2 - To study HIV-1 activation from proviral latency in ex vivo experiments with HIV-1 infected CD4+ T cells from patients and different DC subsets.
3 - To study the different HIV-1 subtypes in their latency establishment and activation in primary T cells.
We have designed a model system using primary cells and wild-type virus to study HIV-1 latency early after infection and this may give us more information about the establishment and activation of this proviral reservoir.
people living with HIV
Eradication of HIV-1 from an infected individual cannot be achieved by the current drug regimens (2-4). Viral reservoirs are established early during infection, remain unaffected by anti-retroviral therapy and are able to restart systemic infection upon interruption of treatment. These viral reservoirs are not static but are replenished over time and represent the history of infection. Therapeutic targeting of viral latency will require a better understanding of the basic mechanisms underlying the establishment and long-term maintenance of these silent HIV 1 proviruses. This is particularly true for the resting memory CD4+ T cells that form the most prominent reservoir of transcriptional silent proviruses. The molecular mechanisms that control long-term transcriptional silencing of proviral gene expression in these cells are still poorly understood. Exploring the molecular details of viral latency establishment and activation in a physiological setting will provide new insights for future therapeutics that aim at viral eradication.

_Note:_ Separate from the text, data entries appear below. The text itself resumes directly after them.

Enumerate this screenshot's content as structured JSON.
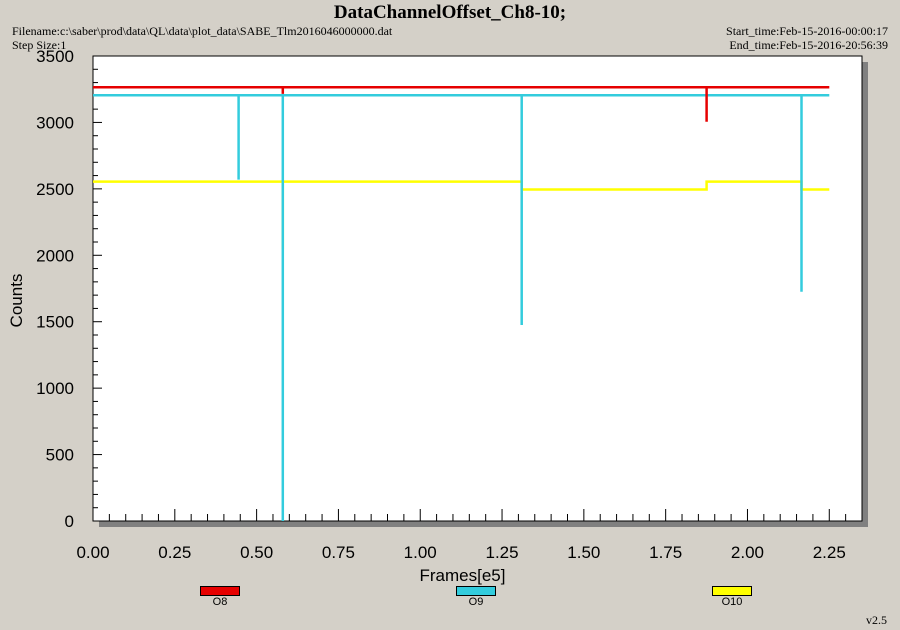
{
  "header": {
    "title": "DataChannelOffset_Ch8-10;",
    "filename": "Filename:c:\\saber\\prod\\data\\QL\\data\\plot_data\\SABE_Tlm2016046000000.dat",
    "step_size": "Step Size:1",
    "start_time": "Start_time:Feb-15-2016-00:00:17",
    "end_time": "End_time:Feb-15-2016-20:56:39"
  },
  "version": "v2.5",
  "colors": {
    "O8": "#e60000",
    "O9": "#33ccdd",
    "O10": "#ffff00"
  },
  "chart_data": {
    "type": "line",
    "title": "DataChannelOffset_Ch8-10;",
    "xlabel": "Frames[e5]",
    "ylabel": "Counts",
    "xlim": [
      0,
      2.35
    ],
    "ylim": [
      0,
      3500
    ],
    "xticks": [
      "0.00",
      "0.25",
      "0.50",
      "0.75",
      "1.00",
      "1.25",
      "1.50",
      "1.75",
      "2.00",
      "2.25"
    ],
    "yticks": [
      "0",
      "500",
      "1000",
      "1500",
      "2000",
      "2500",
      "3000",
      "3500"
    ],
    "grid": false,
    "legend_position": "bottom",
    "series": [
      {
        "name": "O8",
        "color": "#e60000",
        "x": [
          0,
          0.58,
          0.58,
          0.58,
          1.875,
          1.875,
          1.875,
          2.25
        ],
        "y": [
          3265,
          3265,
          3215,
          3265,
          3265,
          3005,
          3265,
          3265
        ]
      },
      {
        "name": "O9",
        "color": "#33ccdd",
        "x": [
          0,
          0.445,
          0.445,
          0.445,
          0.58,
          0.58,
          0.58,
          1.31,
          1.31,
          1.31,
          2.165,
          2.165,
          2.165,
          2.25
        ],
        "y": [
          3205,
          3205,
          2570,
          3205,
          3205,
          0,
          3205,
          3205,
          1475,
          3205,
          3205,
          1725,
          3205,
          3205
        ]
      },
      {
        "name": "O10",
        "color": "#ffff00",
        "x": [
          0,
          0.58,
          0.58,
          0.58,
          1.31,
          1.31,
          1.875,
          1.875,
          2.165,
          2.165,
          2.25
        ],
        "y": [
          2555,
          2555,
          2045,
          2555,
          2555,
          2495,
          2495,
          2555,
          2555,
          2495,
          2495
        ]
      }
    ]
  }
}
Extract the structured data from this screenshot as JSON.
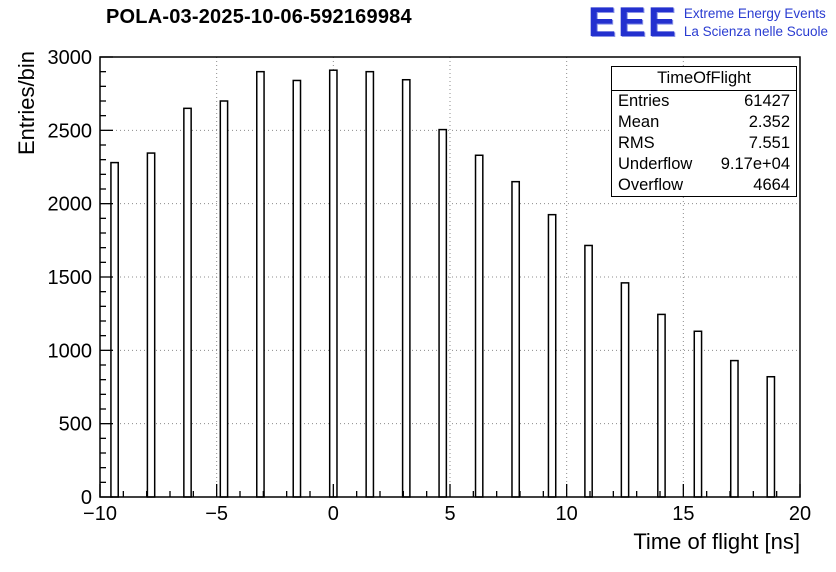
{
  "logo": {
    "text": "EEE",
    "line1": "Extreme Energy Events",
    "line2": "La Scienza nelle Scuole",
    "color": "#2330cf"
  },
  "stats": {
    "title": "TimeOfFlight",
    "rows": [
      {
        "label": "Entries",
        "value": "61427"
      },
      {
        "label": "Mean",
        "value": "2.352"
      },
      {
        "label": "RMS",
        "value": "7.551"
      },
      {
        "label": "Underflow",
        "value": "9.17e+04"
      },
      {
        "label": "Overflow",
        "value": "4664"
      }
    ]
  },
  "chart_data": {
    "type": "bar",
    "title": "POLA-03-2025-10-06-592169984",
    "xlabel": "Time of flight [ns]",
    "ylabel": "Entries/bin",
    "xlim": [
      -10,
      20
    ],
    "ylim": [
      0,
      3000
    ],
    "x_ticks": [
      -10,
      -5,
      0,
      5,
      10,
      15,
      20
    ],
    "x_tick_labels": [
      "−10",
      "−5",
      "0",
      "5",
      "10",
      "15",
      "20"
    ],
    "y_ticks": [
      0,
      500,
      1000,
      1500,
      2000,
      2500,
      3000
    ],
    "y_tick_labels": [
      "0",
      "500",
      "1000",
      "1500",
      "2000",
      "2500",
      "3000"
    ],
    "x_minor_step": 1,
    "y_minor_step": 100,
    "grid": true,
    "grid_color": "#8c8c8c",
    "bar_style": "hollow-spike",
    "bar_width": 0.3125,
    "bar_fill": "#ffffff",
    "bar_stroke": "#000000",
    "x": [
      -9.375,
      -7.8125,
      -6.25,
      -4.6875,
      -3.125,
      -1.5625,
      0,
      1.5625,
      3.125,
      4.6875,
      6.25,
      7.8125,
      9.375,
      10.9375,
      12.5,
      14.0625,
      15.625,
      17.1875,
      18.75
    ],
    "values": [
      2280,
      2345,
      2650,
      2700,
      2900,
      2840,
      2910,
      2900,
      2845,
      2505,
      2330,
      2150,
      1925,
      1715,
      1460,
      1245,
      1130,
      930,
      820
    ]
  }
}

Recent findings that HIV-1 uses cellular pathways to maintain latency implies that the latent phase is an intrinsic property of the virus and not just a consequence of infection into cell types that do not sustain viral replication. For instance, it has been demonstrated that recruitment of HDACs to the HIV-1 promoter induces chromatin rearrangements that promote a latent phenotype (1). In addition, HIV-1 uses specific cellular miRNAs to maintain latency in quiescent cells (7). Activation of the cells results in downregulation of these miRNAs and subsequent activation of the HIV-1 provirus.

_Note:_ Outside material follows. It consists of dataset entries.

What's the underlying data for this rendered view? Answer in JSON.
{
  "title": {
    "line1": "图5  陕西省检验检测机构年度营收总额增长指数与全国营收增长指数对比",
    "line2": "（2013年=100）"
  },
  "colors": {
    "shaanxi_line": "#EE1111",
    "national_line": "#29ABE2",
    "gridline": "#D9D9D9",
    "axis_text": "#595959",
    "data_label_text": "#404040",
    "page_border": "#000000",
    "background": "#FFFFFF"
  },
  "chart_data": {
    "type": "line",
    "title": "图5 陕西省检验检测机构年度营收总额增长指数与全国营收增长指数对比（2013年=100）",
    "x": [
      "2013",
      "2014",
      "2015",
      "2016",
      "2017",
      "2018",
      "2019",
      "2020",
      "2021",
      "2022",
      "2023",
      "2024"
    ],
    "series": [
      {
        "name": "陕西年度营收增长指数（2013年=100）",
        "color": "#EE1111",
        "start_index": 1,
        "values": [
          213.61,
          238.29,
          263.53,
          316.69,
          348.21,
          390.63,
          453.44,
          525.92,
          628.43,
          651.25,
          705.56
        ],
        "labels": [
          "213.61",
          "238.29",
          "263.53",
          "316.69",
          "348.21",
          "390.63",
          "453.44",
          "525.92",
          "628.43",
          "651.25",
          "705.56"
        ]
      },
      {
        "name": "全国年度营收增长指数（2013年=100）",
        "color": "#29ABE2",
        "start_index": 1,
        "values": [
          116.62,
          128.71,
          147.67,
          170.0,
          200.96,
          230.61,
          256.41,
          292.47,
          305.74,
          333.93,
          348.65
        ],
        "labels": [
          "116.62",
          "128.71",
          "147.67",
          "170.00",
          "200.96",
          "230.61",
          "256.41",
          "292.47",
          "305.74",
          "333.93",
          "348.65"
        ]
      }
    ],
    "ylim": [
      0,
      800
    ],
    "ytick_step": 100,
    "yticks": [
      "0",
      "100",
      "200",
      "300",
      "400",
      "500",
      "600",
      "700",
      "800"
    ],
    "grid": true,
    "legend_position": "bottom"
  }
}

Quiescent memory T cells form the major reservoir of latent HIV-1 and current estimates indicate that there is one latent infection per million CD4+ T cells. However, patient samples are not well suited for analysis since latently infected cells can hardly be distinguished phenotypically from uninfected cells. The presence of proviral DNA is an obvious difference, but there are currently no validated methods to quantify or select for latently infected cells. It is also difficult to distinguish cells with defective versus latent proviruses, although reactivation is an option. Several model systems have been developed to study latency under in vitro conditions.